If the next government implements the tough measures demanded by the economy, it will confront itself with a dramatic fall in popularity. The odds of overcoming this critical period are minimal, as most of the analysts outline. If the next cabinet yields to higher salary demands, would not engage in layoffs or not raise taxes (in order to cut budgetary spending) will have to take note of the accords with the IMF, the World Bank and the European Commission no longer being in effect. International credit rating agencies are on stand-by and warn a protracted political crisis will lead to the country’s rating being downgraded. This in turn will lead to the state becoming unable to pay its debts to companies and to economic deadlock, the more so as 2010 is also the year that marks the start of IMF loan payments. Finally, lack of funding could delay salary and pension payments or the negative economic effects taking their toll on prices, which would bring us back to the high inflation and great economic volatility of the 1990s. This in turn would drive foreign investors away and throw a large portion of the population into poverty. A worst case scenario we should better discount.

As the former Boc government took no anti-crisis measure actually, one may be under the impression things could stay as they are. A wrong assumption, as the economic measures are much belated and the risks of skidding grow by the day.

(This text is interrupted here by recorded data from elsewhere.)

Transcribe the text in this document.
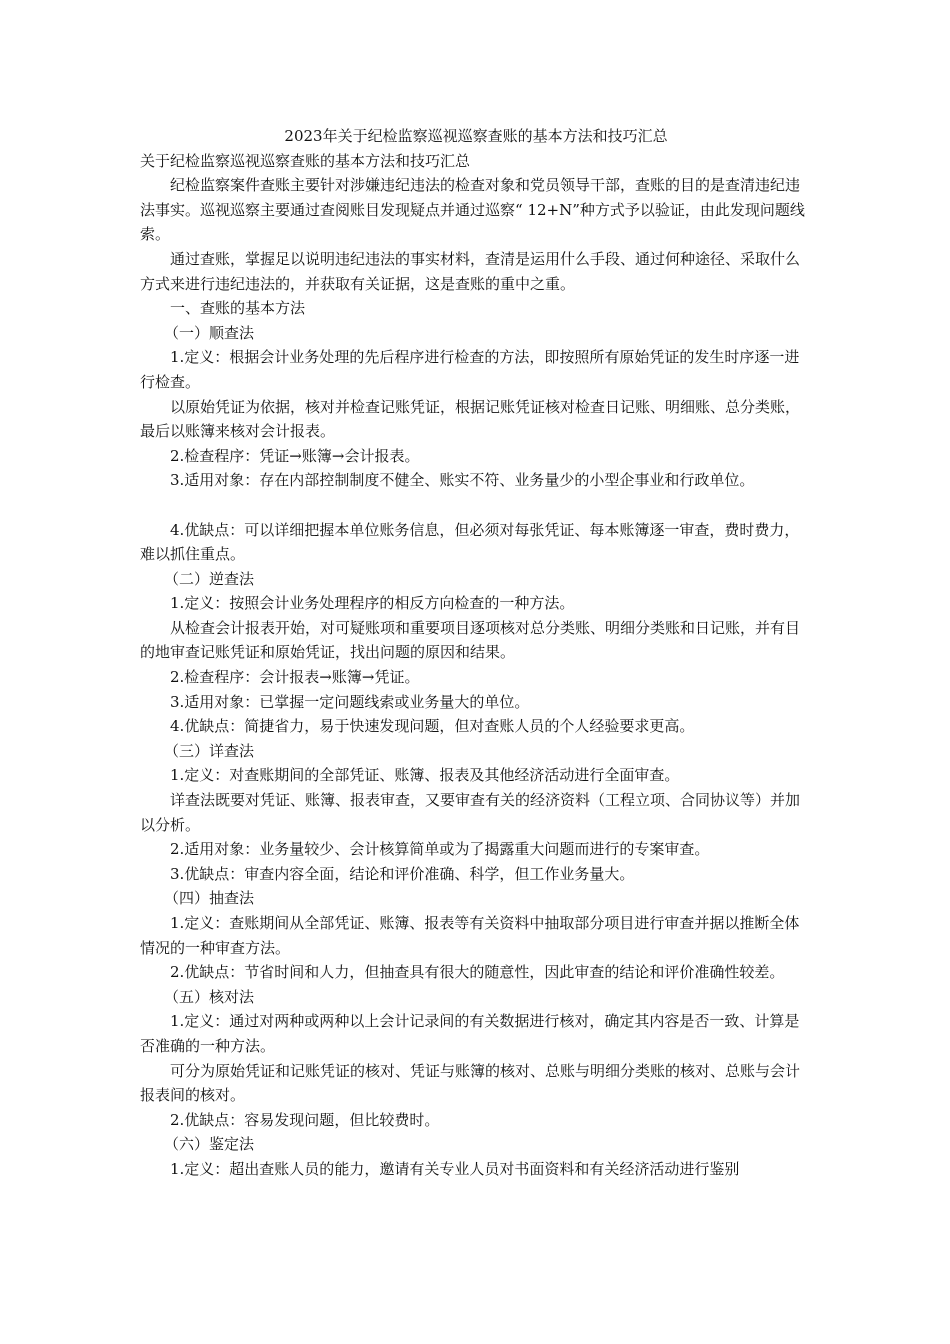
2023年关于纪检监察巡视巡察查账的基本方法和技巧汇总

关于纪检监察巡视巡察查账的基本方法和技巧汇总

纪检监察案件查账主要针对涉嫌违纪违法的检查对象和党员领导干部，查账的目的是查清违纪违法事实。巡视巡察主要通过查阅账目发现疑点并通过巡察“ 12+N”种方式予以验证，由此发现问题线索。

通过查账，掌握足以说明违纪违法的事实材料，查清是运用什么手段、通过何种途径、采取什么方式来进行违纪违法的，并获取有关证据，这是查账的重中之重。

一、查账的基本方法

（一）顺查法

1.定义：根据会计业务处理的先后程序进行检查的方法，即按照所有原始凭证的发生时序逐一进行检查。

以原始凭证为依据，核对并检查记账凭证，根据记账凭证核对检查日记账、明细账、总分类账，最后以账簿来核对会计报表。

2.检查程序：凭证→账簿→会计报表。

3.适用对象：存在内部控制制度不健全、账实不符、业务量少的小型企事业和行政单位。

4.优缺点：可以详细把握本单位账务信息，但必须对每张凭证、每本账簿逐一审查，费时费力，难以抓住重点。

（二）逆查法

1.定义：按照会计业务处理程序的相反方向检查的一种方法。

从检查会计报表开始，对可疑账项和重要项目逐项核对总分类账、明细分类账和日记账，并有目的地审查记账凭证和原始凭证，找出问题的原因和结果。

2.检查程序：会计报表→账簿→凭证。

3.适用对象：已掌握一定问题线索或业务量大的单位。

4.优缺点：简捷省力，易于快速发现问题，但对查账人员的个人经验要求更高。

（三）详查法

1.定义：对查账期间的全部凭证、账簿、报表及其他经济活动进行全面审查。

详查法既要对凭证、账簿、报表审查，又要审查有关的经济资料（工程立项、合同协议等）并加以分析。

2.适用对象：业务量较少、会计核算简单或为了揭露重大问题而进行的专案审查。

3.优缺点：审查内容全面，结论和评价准确、科学，但工作业务量大。

（四）抽查法

1.定义：查账期间从全部凭证、账簿、报表等有关资料中抽取部分项目进行审查并据以推断全体情况的一种审查方法。

2.优缺点：节省时间和人力，但抽查具有很大的随意性，因此审查的结论和评价准确性较差。

（五）核对法

1.定义：通过对两种或两种以上会计记录间的有关数据进行核对，确定其内容是否一致、计算是否准确的一种方法。

可分为原始凭证和记账凭证的核对、凭证与账簿的核对、总账与明细分类账的核对、总账与会计报表间的核对。

2.优缺点：容易发现问题，但比较费时。

（六）鉴定法

1.定义：超出查账人员的能力，邀请有关专业人员对书面资料和有关经济活动进行鉴别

We should nonetheless keep in mind that there is yet another alternative called snap elections, provided Parliament keeps rejecting the president’s choices for premier. The head of state can dissolve the legislative body and call early elections. What will happen thenceforth is difficult to tell, though many are those who see this alternative as quite likely… For the time being however, let’s wait for the Liberals’ decision on governing cooperation.